Published in the December 24, 2014 – January 6, 2014 issue of Morgan Hill Life
By Mike Monroe
Our last outing at Henry Coe State Park was so beautiful and peaceful. So, I thought why not take another look at Pine Ridge from Rosendin Peak which is just above Anderson Dam and Reservoir. To set the record straight, Sada Coe Robinson donated her Pine Ridge Ranch to become a park in honor of her father in 1953, not in 1952 as I had written previously. There are a number of connections between Anderson and Henry Coe parks that will make this history stroll a lot of fun.
The best place to start is at the beginning. The geology of the Mt. Hamilton Range, especially along Coyote Creek where it flows out Coe Park into Coyote Reservoir and then into Anderson Lake, is both fascinating and confusing. Coyote Creek follows a linear valley that follows the path of the Calaveras Fault. Over time, the path of Coyote Creek has “stretched” northward by the offsetting motion of the fault system. Anderson Dam was built in the early 1950s at a point where Coyote Creek punched through the ridge line, called a water gap by geologists.
Before the dam was constructed, Coyote Creek drained into the Santa Clara Valley creating an alluvial fan in today’s northeastern Morgan Hill. While Coyote Creek currently flows northward into San Francisco Bay, at one time it merged with Llagas Creek connecting to the Pajaro River and eventually Monterey Bay.
There was once an Ohlone/Matalan village near the dam site. All the necessities were present – a water source, plenty of acorns from oak trees and abundant wildlife through the natural riparian corridor.
During the 1830s, the land was divided among several Mexican rancho grants. Juan Hernandez is said to have built an adobe structure along Coyote Creek as well as his family’s primary house at Murphy Springs. Later the property came under the ownership of the McElroy and Willis families, and finally John Cochrane and his wife Aphelia purchased the ranch in 1869. The Cochrane’s re-modeled the adobe and developed a dairy and orchard business. Today, the Cochrane Ranch is under the waters of Anderson Reservoir.
Just like Henry Coe Park, the Rosendin addition to Anderson County Park is a gift that just keeps on giving. Moses L. Rosendin, of Jewish ancestry and an immigrant from Mexico, came to the United States and served in the Navy during World War I. In 1919, he started the Rosendin Electric Motor Works serving farming customers by rewinding motors for wells and pumps.
The company flourished and he purchased land in the 1950s above Anderson Lake with the intention of building a home. Ill health prevented his dream for being realized and later his family donated the property to Santa Clara County Parks in his memory. Their generosity has to be seen to be fully appreciated from the Rosendin Peak. There is an expansive view of Santa Clara Valley, Lick Observatory, the steep slopes folding up to Pine Ridge and almost the full breadth of Anderson Lake.

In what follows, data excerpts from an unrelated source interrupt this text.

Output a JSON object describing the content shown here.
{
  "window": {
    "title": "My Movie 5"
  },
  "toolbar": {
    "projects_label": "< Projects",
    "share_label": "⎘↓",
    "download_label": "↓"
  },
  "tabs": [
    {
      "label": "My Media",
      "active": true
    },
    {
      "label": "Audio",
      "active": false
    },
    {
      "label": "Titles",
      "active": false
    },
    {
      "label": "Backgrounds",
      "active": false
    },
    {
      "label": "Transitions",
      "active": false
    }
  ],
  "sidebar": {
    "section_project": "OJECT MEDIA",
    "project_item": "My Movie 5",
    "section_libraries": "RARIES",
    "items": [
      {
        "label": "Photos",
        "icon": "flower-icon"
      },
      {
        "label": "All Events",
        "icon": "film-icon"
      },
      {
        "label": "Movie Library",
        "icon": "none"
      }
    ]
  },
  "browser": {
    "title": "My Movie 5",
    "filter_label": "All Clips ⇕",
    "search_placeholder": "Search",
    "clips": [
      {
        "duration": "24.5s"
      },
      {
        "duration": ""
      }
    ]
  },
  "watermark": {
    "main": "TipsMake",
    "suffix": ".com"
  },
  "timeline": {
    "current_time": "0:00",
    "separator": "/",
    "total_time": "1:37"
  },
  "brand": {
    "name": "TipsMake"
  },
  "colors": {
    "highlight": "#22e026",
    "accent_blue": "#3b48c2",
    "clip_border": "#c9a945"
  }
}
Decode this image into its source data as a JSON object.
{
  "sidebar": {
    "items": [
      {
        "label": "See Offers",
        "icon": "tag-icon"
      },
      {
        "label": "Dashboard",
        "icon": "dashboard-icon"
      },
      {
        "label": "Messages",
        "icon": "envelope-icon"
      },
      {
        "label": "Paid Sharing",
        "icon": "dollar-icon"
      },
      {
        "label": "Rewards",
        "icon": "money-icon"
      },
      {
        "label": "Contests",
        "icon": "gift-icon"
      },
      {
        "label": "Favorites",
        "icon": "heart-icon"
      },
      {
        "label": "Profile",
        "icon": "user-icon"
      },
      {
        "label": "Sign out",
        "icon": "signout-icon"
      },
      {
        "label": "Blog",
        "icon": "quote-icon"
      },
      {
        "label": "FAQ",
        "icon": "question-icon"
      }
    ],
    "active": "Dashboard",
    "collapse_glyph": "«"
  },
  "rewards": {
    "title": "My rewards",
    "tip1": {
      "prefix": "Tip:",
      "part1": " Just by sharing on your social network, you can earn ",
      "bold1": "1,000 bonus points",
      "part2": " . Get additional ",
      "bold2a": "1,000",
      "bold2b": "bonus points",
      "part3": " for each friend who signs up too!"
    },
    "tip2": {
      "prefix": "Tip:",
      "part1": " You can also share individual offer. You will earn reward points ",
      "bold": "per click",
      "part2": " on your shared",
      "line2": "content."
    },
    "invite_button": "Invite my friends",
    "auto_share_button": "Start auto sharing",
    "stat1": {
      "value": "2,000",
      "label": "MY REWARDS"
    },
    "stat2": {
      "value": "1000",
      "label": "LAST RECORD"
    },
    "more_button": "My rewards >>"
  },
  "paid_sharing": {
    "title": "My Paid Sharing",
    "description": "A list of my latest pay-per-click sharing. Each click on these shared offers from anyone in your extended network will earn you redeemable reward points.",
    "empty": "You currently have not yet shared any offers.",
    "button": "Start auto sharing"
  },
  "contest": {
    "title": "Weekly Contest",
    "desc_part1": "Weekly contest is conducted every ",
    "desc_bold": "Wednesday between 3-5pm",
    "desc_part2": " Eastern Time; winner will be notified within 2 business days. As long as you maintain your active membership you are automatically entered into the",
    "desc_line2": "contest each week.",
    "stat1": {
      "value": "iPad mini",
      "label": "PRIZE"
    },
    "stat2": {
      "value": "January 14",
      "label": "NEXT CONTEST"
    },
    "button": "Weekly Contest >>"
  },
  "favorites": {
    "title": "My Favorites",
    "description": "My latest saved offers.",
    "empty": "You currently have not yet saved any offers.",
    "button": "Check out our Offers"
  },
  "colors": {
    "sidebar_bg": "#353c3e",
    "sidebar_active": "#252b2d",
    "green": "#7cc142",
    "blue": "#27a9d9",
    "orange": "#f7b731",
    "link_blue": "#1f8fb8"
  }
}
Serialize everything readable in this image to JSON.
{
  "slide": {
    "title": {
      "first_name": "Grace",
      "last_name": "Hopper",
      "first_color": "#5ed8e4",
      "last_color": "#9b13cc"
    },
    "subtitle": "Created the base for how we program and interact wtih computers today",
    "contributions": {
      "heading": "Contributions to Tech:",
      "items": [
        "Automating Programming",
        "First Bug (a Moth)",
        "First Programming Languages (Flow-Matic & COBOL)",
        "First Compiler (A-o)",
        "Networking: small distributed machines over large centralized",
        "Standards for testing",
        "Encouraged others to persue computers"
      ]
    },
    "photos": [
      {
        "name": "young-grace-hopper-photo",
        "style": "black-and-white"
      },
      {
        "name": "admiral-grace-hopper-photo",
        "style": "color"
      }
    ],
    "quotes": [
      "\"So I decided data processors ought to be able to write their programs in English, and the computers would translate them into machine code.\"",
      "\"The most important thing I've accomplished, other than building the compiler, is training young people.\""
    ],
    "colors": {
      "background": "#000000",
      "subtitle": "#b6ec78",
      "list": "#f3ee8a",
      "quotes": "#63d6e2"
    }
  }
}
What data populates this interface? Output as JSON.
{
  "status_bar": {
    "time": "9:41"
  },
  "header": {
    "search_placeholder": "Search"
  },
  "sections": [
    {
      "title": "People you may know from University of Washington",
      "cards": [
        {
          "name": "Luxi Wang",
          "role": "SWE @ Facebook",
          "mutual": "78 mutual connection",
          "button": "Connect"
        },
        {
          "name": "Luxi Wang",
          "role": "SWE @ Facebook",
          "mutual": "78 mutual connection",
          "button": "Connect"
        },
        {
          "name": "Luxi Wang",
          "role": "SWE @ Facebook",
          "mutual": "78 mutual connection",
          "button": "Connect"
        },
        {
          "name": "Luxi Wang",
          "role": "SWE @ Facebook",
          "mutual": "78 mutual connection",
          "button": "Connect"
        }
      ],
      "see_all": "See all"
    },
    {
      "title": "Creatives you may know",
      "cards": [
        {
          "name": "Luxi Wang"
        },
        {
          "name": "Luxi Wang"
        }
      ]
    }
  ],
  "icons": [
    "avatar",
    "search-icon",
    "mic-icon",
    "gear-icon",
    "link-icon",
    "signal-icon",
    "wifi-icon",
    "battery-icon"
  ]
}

I was walking the loop trails after our first heavy December rains and a pond that had been dry for the past couple of years was being replenished and a group of mallards were paddling around so happy for the water. The pond is formed in a hollow or basin along the ridge top that geologists refer to as a sag pond possibly caused by the seismic faulting.
Please join me for a visit to one of our hidden gems. Bring your camera and some snacks as there are benches along the trail to stop for a while and enjoy the landscape. Wishing everyone a wonderful holiday season.
Mike Monroe is a business owner and naturalist. He is a docent for Santa Clara County Parks.
Location: Anderson Lake County Park Visitor Center, 19245 Malaguerra Ave., Morgan Hill
Directions: East on Cochrane Road, then Left on Malaguerra Avenue. Proceed to Visitor Center Parking Area
Time and Date: 1 p.m. Sunday, Jan. 18
Description: Initial gentle climb to ridge line. About a one-hour stroll. Wear shoes for wet and muddy conditions. Rain Cancels.